You’re alone in your car, driving along a major US artery through a scarcely populated state. You’ve been on the road for hours, and it’ll be several more before you reach your destination. It’s late. You’re tired and hungry, but you see nowhere to stop.

 Suddenly, you spot the motel sign displayed below. Quick, what’s your gut reaction? Do you pull off the highway for a look-see? Or do you keep driving?

I bet dollars to doughnuts there’s a story behind whatever decision you just made.

Maybe the sign conjures iconic images of Route 66, the Beat Generation, and the romance of the American road. Or maybe it invokes the world of Breaking Bad, flea-ridden flophouses, and rates by the hour. Or perhaps you came up with a narrative that’s more personal to you. The point is, the sign triggers some sort of story. And when that story meets your inner sense of fatigue, hunger, adventure, and risk-taking, your decision is made.

Let’s say the sign reminds you of the infamous Bates Motel. If you’re a Hitchcock fan or an adventurer, you could be enticed to go check it out. But if you hate scary movies or are nervous about traveling alone, you might keep driving.

Whether you stop at the motel or drive on, this little exercise proves that your story reflex is alive and responsive.

Here’s another illustration. In a 1940s study, psychologists Fritz Heider and Marianne Simmel created a simple animated film using nothing but abstract shapes and asked test subjects to describe what they saw. Give it a watch and jot down what you see before you read any further:

 

An Experimental Study of Apparent Behavior Fritz Heider and Marianne Simmel The American Journal of Psychology Vol. 57, No. 2 (Apr., 1944), pp. 243-259

Love triangles, family conflicts, violent crimes: like you, viewers told inventive stories to explain what they were witnessing. In each of these stories, the abstract shapes morphed into heroes, villains, and other characters who displayed emotion and acted with purpose. 

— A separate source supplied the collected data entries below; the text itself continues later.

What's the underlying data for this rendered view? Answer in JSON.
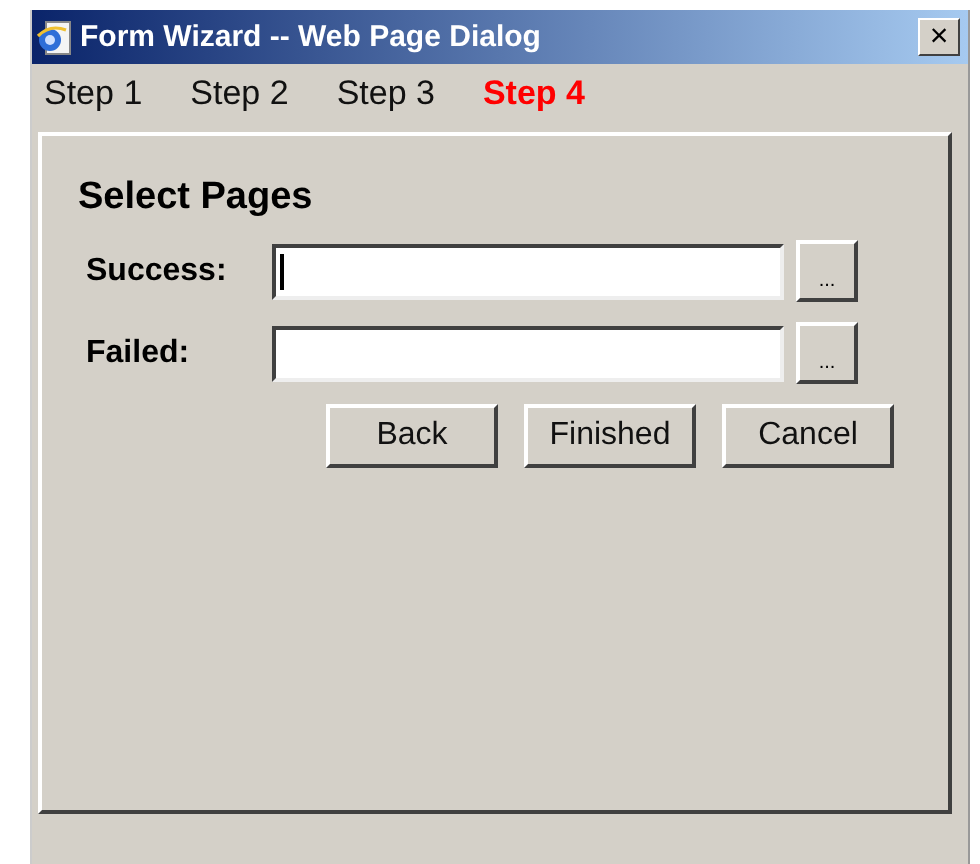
{
  "window": {
    "title": "Form Wizard -- Web Page Dialog",
    "close": "×"
  },
  "steps": [
    {
      "label": "Step 1",
      "selected": false
    },
    {
      "label": "Step 2",
      "selected": false
    },
    {
      "label": "Step 3",
      "selected": false
    },
    {
      "label": "Step 4",
      "selected": true
    }
  ],
  "panel": {
    "heading": "Select Pages",
    "fields": [
      {
        "label": "Success:",
        "focused": true,
        "browse": "..."
      },
      {
        "label": "Failed:",
        "focused": false,
        "browse": "..."
      }
    ],
    "buttons": [
      "Back",
      "Finished",
      "Cancel"
    ]
  }
}
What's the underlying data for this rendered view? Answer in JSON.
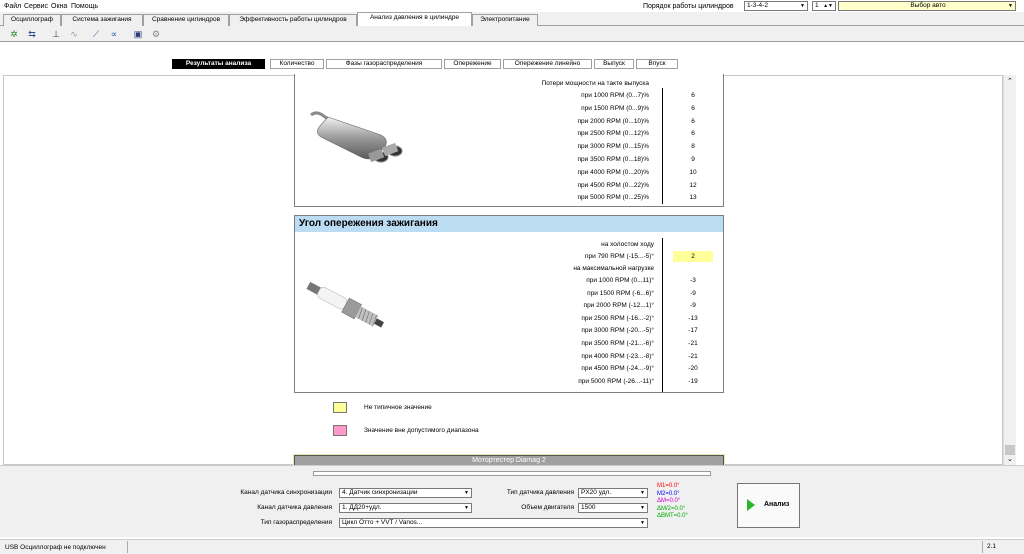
{
  "menu": {
    "items": [
      "Файл",
      "Сервис",
      "Окна",
      "Помощь"
    ]
  },
  "top_right": {
    "firing_order_label": "Порядок работы цилиндров",
    "firing_order_value": "1-3-4-2",
    "cylinder_value": "1",
    "auto_select": "Выбор авто"
  },
  "main_tabs": [
    "Осциллограф",
    "Система зажигания",
    "Сравнение цилиндров",
    "Эффективность работы цилиндров",
    "Анализ давления в цилиндре",
    "Электропитание"
  ],
  "active_main_tab": 4,
  "sub_tabs": [
    "Результаты анализа",
    "Количество",
    "Фазы газораспределения",
    "Опережение",
    "Опережение линейно",
    "Выпуск",
    "Впуск"
  ],
  "active_sub_tab": 0,
  "exhaust_panel": {
    "header": "Потери мощности на такте выпуска",
    "rows": [
      {
        "label": "при  1000 RPM (0...7)%",
        "value": "6"
      },
      {
        "label": "при  1500 RPM (0...9)%",
        "value": "6"
      },
      {
        "label": "при  2000 RPM (0...10)%",
        "value": "6"
      },
      {
        "label": "при  2500 RPM (0...12)%",
        "value": "6"
      },
      {
        "label": "при  3000 RPM (0...15)%",
        "value": "8"
      },
      {
        "label": "при  3500 RPM (0...18)%",
        "value": "9"
      },
      {
        "label": "при  4000 RPM (0...20)%",
        "value": "10"
      },
      {
        "label": "при  4500 RPM (0...22)%",
        "value": "12"
      },
      {
        "label": "при  5000 RPM (0...25)%",
        "value": "13"
      }
    ]
  },
  "ignition_panel": {
    "title": "Угол опережения зажигания",
    "idle_header": "на холостом ходу",
    "idle_row": {
      "label": "при 790 RPM (-15...-5)°",
      "value": "2"
    },
    "load_header": "на максимальной нагрузке",
    "rows": [
      {
        "label": "при 1000 RPM (0...11)°",
        "value": "-3"
      },
      {
        "label": "при 1500 RPM (-6...6)°",
        "value": "-9"
      },
      {
        "label": "при 2000 RPM (-12...1)°",
        "value": "-9"
      },
      {
        "label": "при 2500 RPM (-16...-2)°",
        "value": "-13"
      },
      {
        "label": "при 3000 RPM (-20...-5)°",
        "value": "-17"
      },
      {
        "label": "при 3500 RPM (-21...-6)°",
        "value": "-21"
      },
      {
        "label": "при 4000 RPM (-23...-8)°",
        "value": "-21"
      },
      {
        "label": "при 4500 RPM (-24...-9)°",
        "value": "-20"
      },
      {
        "label": "при 5000 RPM (-26...-11)°",
        "value": "-19"
      }
    ]
  },
  "legend": {
    "atypical": "Не типичное значение",
    "out_of_range": "Значение вне допустимого диапазона",
    "atypical_color": "#ffff99",
    "out_of_range_color": "#ff99cc"
  },
  "footer_bar": "Мотортестер Diamag 2",
  "settings": {
    "sync_label": "Канал датчика синхронизации",
    "sync_value": "4.  Датчик синхронизации",
    "pressure_label": "Канал датчика давления",
    "pressure_value": "1.  ДД20+удл.",
    "timing_label": "Тип газораспределения",
    "timing_value": "Цикл Отто + VVT / Vanos...",
    "sensor_type_label": "Тип датчика давления",
    "sensor_type_value": "PX20 удл.",
    "volume_label": "Объем двигателя",
    "volume_value": "1500"
  },
  "markers": {
    "m1": "M1=0.0°",
    "m2": "M2=0.0°",
    "dm": "ΔM=0.0°",
    "dm2": "ΔM/2=0.0°",
    "dbmt": "ΔВМТ=0.0°",
    "colors": {
      "m1": "#ff0000",
      "m2": "#0000ff",
      "dm": "#cc00cc",
      "dm2": "#00aa00",
      "dbmt": "#00aa00"
    }
  },
  "analyze_button": "Анализ",
  "status": {
    "left": "USB Осциллограф не подключен",
    "right": "2.1"
  }
}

We human beings are natural storytellers. In fact, our reflex for story runs so deep and is so constant that we’re mostly not even aware of it. We swim in story like fish swim in water, leaving our conscious minds free to engage with other things. When it comes to decision-making, however, the unconscious stories we generate hold more sway over us than we realize. A story lies behind every snap judgment we make, every motivation we attribute to behavior, and every gamble we take. Keep this in mind the next time you’re agonizing over a decision. Take a moment to identify and understand the stories you’re telling around it. The insights you gain from a greater awareness of the innate human reflex for story will not only help your decision-making, it will make you a better storyteller.